Пуанкаре — личность феноменальная. Помню, отец все советовал мне почитать его эссе, и не только ради их научных достоинств, это ведь еще и великолепная французская проза. Будучи великим мастером, Пуанкаре изложил свои мысли в серии статей, подделанных под импровизированные речи. В них, как в любом литературном шедевре, множество повторов, отступлений и всего такого, что тщеславный редактор со штампованным мозгом не одобрил бы — но благодаря железной логике мышления эти «излишества» только помогают восприятию текста.

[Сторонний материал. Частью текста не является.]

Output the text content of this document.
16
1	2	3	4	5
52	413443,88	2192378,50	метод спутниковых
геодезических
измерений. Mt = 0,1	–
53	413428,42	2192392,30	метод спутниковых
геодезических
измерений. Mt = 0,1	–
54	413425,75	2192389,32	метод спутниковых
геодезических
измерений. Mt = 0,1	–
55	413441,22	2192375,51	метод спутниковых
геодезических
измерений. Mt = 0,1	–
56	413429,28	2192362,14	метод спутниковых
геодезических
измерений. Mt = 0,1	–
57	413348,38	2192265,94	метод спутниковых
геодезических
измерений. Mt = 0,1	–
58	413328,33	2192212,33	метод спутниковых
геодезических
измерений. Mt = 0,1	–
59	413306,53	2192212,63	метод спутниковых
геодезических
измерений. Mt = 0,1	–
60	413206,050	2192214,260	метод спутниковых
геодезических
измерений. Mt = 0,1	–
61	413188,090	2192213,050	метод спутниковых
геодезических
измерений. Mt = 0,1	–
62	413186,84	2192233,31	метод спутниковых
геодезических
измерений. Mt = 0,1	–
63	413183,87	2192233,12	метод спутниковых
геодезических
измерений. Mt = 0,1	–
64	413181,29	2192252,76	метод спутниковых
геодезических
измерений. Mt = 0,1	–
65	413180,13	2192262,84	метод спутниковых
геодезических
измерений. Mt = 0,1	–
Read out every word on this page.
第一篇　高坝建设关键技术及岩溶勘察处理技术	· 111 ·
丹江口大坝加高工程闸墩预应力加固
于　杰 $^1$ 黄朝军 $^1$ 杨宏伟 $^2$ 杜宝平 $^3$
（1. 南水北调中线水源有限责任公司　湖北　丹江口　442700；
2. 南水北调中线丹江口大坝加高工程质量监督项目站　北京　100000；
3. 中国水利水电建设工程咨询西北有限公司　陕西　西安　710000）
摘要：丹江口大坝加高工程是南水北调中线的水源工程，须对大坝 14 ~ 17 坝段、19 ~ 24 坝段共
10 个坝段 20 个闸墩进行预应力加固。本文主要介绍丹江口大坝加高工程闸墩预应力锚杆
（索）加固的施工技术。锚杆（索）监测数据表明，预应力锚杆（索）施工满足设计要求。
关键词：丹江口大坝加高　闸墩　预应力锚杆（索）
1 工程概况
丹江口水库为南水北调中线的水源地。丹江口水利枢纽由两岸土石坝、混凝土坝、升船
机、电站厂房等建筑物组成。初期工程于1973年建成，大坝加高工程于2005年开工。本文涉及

В тридцать с лишним лет Пуанкаре стал плодовитым литератором. Он торопился (он и умереть слишком уж поторопился— в 58 лет), так спешил, что не утруждался исправлением опечаток и грамматических ошибок в своих эссе, даже если замечал их. Считал нецелесообразным тратить драгоценное время на такие мелочи. Подобных гениев больше не рождается — или им больше не дозволяют писать так, как они считают нужным.

После смерти Пуанкаре его идеи вскоре были забыты. А та идея, которая так важна для нас сегодня, воскресла только через столетие, причем в иной форме. Да, напрасно я тогда в детстве не уделил должного внимания работам Пуанкаре. Уже гораздо позже я обнаружил: в блистательном своем эссе «Наука и гипотеза» Пуанкаре яростно критикует пресловутую «гауссову кривую».

Что и говорить, Пуанкаре был истинным философом науки: в своих рассуждениях он всегда хорошо чувствовал границы самого предмета рассуждений, а это и есть признак истинной философии. Я люблю дразнить французских интеллектуалов, называя Пуанкаре своим самым любимым французским философом. «Это он-то философ? Да вы о чем, месье?» Всегда очень непросто объяснять людям, что мыслители, которых они возвели на пьедестал, такие как Анри Бергсон или Жан-Поль Сартр, во многом — детища моды и не могут сравниться с Пуанкаре: его непосредственное влияние на развитие философской мысли будет длиться еще многие столетия. Собственно, это отличный пример скандальной ненадежности предсказания: кого считать философом и кого из философов нужно изучать, решает французское Министерство образования.

Я смотрю на портрет Пуанкаре. Представительный осанистый мужчина с бородой. Широкообразованный аристократ времен Третьей республики, буквально живший наукой, он докапывался до основ в своей сфере и обладал необъятными познаниями в самых разных областях. Он принадлежал к той прослойке мандаринов, которая обрела вес в обществе в конце XIX века: к верхушке среднего класса, влиятельной, но не чрезмерно богатой. Отец его был врачом, профессором медицины, дядя — выдающимся ученым и администратором, а кузен его, Раймон, стал президентом Французской Республики. В ту пору внуки коммерсантов и богатых землевладельцев выбирали для себя интеллектуальные поприща.

Я не могу представить себе Пуанкаре на футболке. Или с высунутым языком — как увековечил себя на знаменитом снимке Эйнштейн. В нем есть что-то исключающее шалости, достоинство времен Третьей республики.

Современники называли Пуанкаре королем математики и науки, правда были и такие узкомыслящие математики, вроде Шарля Эрмита, которые полагали, что он слишком доверяется интуиции, слишком интеллектуален, слишком сильно «жестикулирует». Если математики упрекают своего собрата в том, что он в каком-то своем опусе «жестикулирует», это означает, что объект их придирок а) одарен научным чутьем; б) не утратил связь с реальностью; в) ему есть что сказать; г) он прав. Да-да, потому что про «жестикуляцию» говорят тогда, когда не находится никаких более достойных аргументов.

Одним молчаливым кивком Пуанкаре мог предрешить успех (или неудачу) любого начинающего ученого. Многие уверяют, что Пуанкаре пришел к понятию относительности раньше Эйнштейна, что Эйнштейн познакомился с этой идеей благодаря Пуанкаре, но великий математик не стал ничего уточнять. Кто эти многие? Естественно, французы. Но их заявление, похоже, отчасти подтверждено другом и биографом Эйнштейна, физиком Абрахамом Пайсом. Что ж, Пуанкаре был слишком аристократом по происхождению и устоям, чтобы позволить себе обжаловать авторство данного открытия.